In this survey, we asked Canadians which leader, Justin Trudeau or Pierre Poilievre, would be better to deal with several key issues or policy areas.

On nearly all issues, Pierre Poilievre leads Justin Trudeau. Poilievre leads by 25 points on “keeping taxes as low as possible”, by 18 points on “making life more affordable for you,” and by 14 points on “Building more housing and making it affordable.” Housing and the cost of living are the top two most cited issues by the public right now.

Also of note, more Canadians (44%) believe Poilievre would be better to deal with the potential of Donald Trump becoming president again than do Justin Trudeau (30%).

Trudeau leads Poilievre on only two items:  “taking action to deal with climate change” and “making childcare more affordable.”

It is worth noting that about 1 in 4 Canadians are still unsure of who would better at dealing with all issues.
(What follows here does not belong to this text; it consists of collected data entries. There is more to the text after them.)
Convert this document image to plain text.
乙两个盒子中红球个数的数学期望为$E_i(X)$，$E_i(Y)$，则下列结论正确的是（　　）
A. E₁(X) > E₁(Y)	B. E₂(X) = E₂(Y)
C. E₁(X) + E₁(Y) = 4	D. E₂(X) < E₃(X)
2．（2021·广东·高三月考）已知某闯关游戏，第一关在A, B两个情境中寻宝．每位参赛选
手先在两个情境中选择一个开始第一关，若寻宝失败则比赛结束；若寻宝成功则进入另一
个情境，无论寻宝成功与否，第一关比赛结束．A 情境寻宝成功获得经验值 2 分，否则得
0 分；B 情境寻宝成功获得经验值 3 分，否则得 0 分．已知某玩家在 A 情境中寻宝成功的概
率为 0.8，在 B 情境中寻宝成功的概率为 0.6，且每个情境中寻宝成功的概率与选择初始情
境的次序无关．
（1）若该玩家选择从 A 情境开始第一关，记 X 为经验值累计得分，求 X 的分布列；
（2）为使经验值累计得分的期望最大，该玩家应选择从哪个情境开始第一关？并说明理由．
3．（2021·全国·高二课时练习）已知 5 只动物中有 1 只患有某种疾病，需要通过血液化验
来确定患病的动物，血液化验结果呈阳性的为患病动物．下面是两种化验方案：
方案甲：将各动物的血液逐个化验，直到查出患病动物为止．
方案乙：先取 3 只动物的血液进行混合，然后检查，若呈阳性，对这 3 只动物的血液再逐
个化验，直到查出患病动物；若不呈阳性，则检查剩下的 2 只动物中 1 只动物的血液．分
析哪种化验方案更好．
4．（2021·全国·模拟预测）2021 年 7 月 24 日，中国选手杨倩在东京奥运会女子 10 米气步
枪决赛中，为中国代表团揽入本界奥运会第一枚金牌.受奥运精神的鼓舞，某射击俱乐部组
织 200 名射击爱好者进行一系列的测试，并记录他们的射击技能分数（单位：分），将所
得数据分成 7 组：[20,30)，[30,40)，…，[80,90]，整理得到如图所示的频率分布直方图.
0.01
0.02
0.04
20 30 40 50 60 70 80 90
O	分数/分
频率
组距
Among Liberal switchers (those who voted Liberal in 2021 but today are voting for another party or are undecided), Poilievre leads again in nearly all issues, except childcare and climate change, where Trudeau performs better than then he does on average. Poilievre and Trudeau are also tied in “Protecting and improving the healthcare system.”

The Upshot

According to Abacus Data CEO David Coletto: “We conducted this survey before the stunning upset in the Toronto-St. Paul byelection, a long-time Liberal stronghold. Toronto-St. Paul had not elected a Conservative MP since 1993. While still surprising, the results of the b-election are consistent with our survey results and while the outcome was surprising, the diminished Liberal margin should not have been. Last month we had the Liberal support dropped to 22%, the lowest since the Liberals were elected in 2015.

Perhaps most concerning in this poll is how Poilievre performs against Trudeau on the key policy areas. He’s well ahead on the cost of living, housing, and managing the economy. He also has a 14-point lead when it comes to who best Canadians think can deal with another possible President Trump.”


The survey was conducted with 1,900 Canadian adults from June 20 to 25, 2024. A random sample of panelists were invited to complete the survey from a set of partner panels based on the Lucid exchange platform. These partners are typically double opt-in survey panels, blended to manage out potential skews in the data from a single source.

The margin of error for a comparable probability-based random sample of the same size is +/- 2.248%, 19 times out of 20.

The data were weighted according to census data to ensure that the sample matched Canada’s population according to age, gender, educational attainment, and region. Totals may not add up to 100 due to rounding.

This survey was paid for by Abacus Data Inc.